Clients stand a better chance of realizing income planning objectives (including recouping the loss resulting from the tax paid) if they invest in higher-yielding assets offered through self-directed IRAs, he indicates. Among other vehicles, these retirement accounts permit investing in real estate, stocks, mortgages, franchises, partnership, private equity funds and tax liens.

Cordoba notes, however, that the yields enjoyed by clients often depend as much on the mindset of the account holder as on the relative investment advantages of different IRAs. Of the three client types he serves–W2 wage-earner, “intrapreneurs” (corporate executives) and entrepreneurs–the last almost always come out ahead.

“Entrepreneurs know how to readily convert $10 to $100,” he says. “Executives who think outside the box can, over time, turn that $10 into $100. The W2 wage earner tends to go with a status quo methodology, growing the $10 to $20.”
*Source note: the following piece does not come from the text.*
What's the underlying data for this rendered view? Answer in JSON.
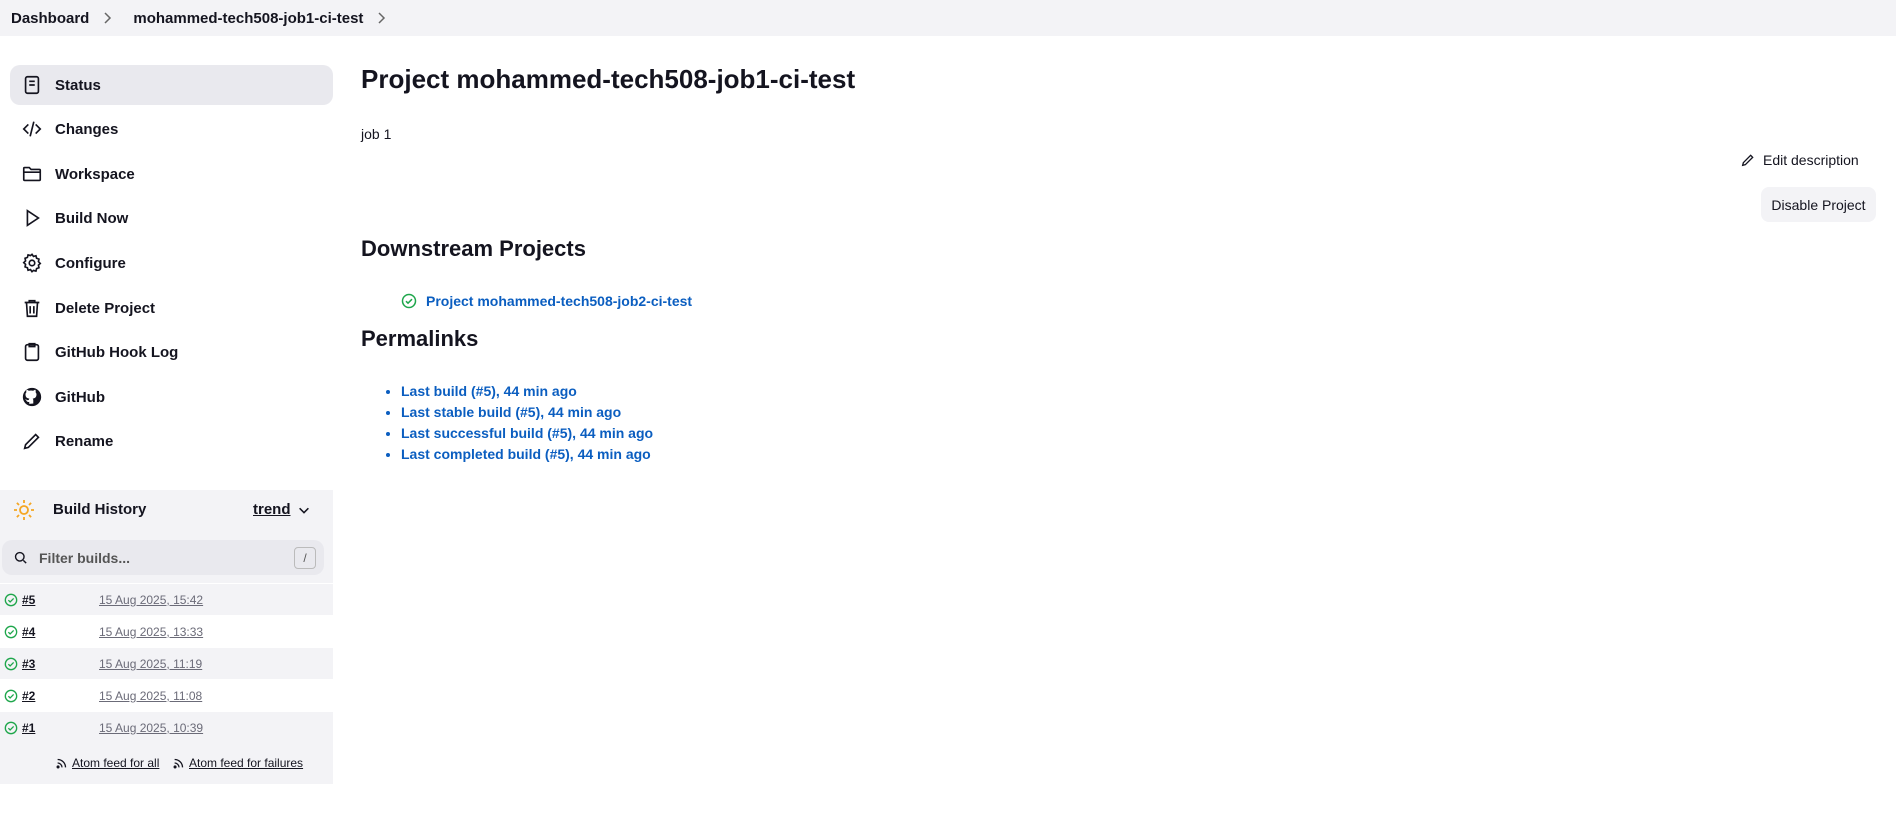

For those clients who are eligible, doing a Roth conversion now may be better than waiting until 2010, according to industry experts. Given the prospect of a rise in tax brackets to address a ballooning federal budget deficit and national debt, many clients may deem it advisable to “accelerate” (recognize more) income in the current tax year and defer expenses into later years–the reverse of the traditional approach.
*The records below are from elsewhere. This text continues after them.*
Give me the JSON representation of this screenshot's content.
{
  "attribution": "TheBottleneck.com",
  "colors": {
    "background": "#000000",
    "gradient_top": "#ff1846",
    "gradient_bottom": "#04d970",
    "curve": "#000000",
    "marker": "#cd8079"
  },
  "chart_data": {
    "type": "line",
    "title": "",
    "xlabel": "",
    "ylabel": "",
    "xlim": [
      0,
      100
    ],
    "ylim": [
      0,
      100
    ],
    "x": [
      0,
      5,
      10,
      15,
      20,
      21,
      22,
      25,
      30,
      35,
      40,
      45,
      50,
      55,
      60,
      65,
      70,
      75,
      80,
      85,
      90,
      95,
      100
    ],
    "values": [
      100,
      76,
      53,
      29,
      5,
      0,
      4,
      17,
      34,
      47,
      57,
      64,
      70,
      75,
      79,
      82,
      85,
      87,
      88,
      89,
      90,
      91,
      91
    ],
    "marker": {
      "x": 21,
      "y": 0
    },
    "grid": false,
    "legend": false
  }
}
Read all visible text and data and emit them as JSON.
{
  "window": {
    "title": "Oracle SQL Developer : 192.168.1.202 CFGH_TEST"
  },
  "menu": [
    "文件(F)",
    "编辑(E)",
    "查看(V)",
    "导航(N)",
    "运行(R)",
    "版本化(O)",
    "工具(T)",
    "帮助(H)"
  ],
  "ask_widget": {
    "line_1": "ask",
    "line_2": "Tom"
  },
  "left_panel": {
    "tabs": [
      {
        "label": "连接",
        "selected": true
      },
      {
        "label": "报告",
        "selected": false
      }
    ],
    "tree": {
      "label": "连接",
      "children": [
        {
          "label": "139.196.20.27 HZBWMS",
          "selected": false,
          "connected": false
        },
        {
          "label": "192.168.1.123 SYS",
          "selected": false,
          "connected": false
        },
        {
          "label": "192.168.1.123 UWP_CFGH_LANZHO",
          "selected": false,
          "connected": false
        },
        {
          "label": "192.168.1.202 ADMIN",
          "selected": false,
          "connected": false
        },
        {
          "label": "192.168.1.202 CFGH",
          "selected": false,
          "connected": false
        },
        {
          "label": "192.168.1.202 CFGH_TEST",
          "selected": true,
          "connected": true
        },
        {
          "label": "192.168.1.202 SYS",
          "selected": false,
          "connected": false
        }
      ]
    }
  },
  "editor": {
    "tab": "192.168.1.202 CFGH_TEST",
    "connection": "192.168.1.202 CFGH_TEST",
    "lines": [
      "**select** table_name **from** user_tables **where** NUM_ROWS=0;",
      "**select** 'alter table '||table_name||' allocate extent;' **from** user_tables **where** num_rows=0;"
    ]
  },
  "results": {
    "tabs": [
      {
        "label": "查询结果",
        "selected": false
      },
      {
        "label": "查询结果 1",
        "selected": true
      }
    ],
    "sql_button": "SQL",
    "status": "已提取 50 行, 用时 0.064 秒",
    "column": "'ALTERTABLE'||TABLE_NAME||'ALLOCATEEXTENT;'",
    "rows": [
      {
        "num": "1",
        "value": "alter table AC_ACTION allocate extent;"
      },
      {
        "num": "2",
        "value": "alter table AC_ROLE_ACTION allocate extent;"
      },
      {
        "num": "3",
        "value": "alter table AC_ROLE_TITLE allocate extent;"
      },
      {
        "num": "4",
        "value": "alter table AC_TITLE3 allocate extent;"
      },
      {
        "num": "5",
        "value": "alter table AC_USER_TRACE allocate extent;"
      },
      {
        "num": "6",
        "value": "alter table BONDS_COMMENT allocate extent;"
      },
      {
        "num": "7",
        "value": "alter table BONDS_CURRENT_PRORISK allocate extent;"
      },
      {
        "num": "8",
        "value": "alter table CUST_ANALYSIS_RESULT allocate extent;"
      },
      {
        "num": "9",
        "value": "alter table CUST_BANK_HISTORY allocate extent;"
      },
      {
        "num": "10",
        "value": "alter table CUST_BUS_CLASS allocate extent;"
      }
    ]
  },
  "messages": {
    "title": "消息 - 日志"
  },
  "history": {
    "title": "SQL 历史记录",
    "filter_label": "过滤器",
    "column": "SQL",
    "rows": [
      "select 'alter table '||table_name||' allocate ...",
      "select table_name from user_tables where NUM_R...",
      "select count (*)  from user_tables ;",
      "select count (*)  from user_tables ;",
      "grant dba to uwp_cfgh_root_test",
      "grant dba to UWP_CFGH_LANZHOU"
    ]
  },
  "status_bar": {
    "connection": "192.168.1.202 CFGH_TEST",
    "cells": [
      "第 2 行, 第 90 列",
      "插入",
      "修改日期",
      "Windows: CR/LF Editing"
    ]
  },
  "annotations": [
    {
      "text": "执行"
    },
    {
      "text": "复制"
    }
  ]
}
Assuming a rise in tax rates, it thus may be prudent to take an income tax hit now, says Herb Daroff, a certified financial planner and partner at Baystate Financial Planning, LLC, Boston, Mass. Otherwise, the client risks paying higher income tax in future years, offsetting any gain from the conversion.

Todd McDonald, a principal of Broadstone Advisors, Albany, N.Y., agrees that a conversion in 2010 may be disadvantageous, adding that factors apart from a rise in federal income tax rates could force the client to pay more in tax.

“If, say, a company employee recognizes additional income next year by exercising stock options, and this transaction coincides with a Roth IRA conversion, the employee could end up paying higher income tax on the conversion,” he says.”Why add income that could potentially put you in a higher tax bracket?”

Given future tax uncertainties, he adds, the wise course may to convert part of a traditional IRA to a Roth, such a quarter or a third of the account value. This investor can thereby secure tax diversification among different retirement accounts.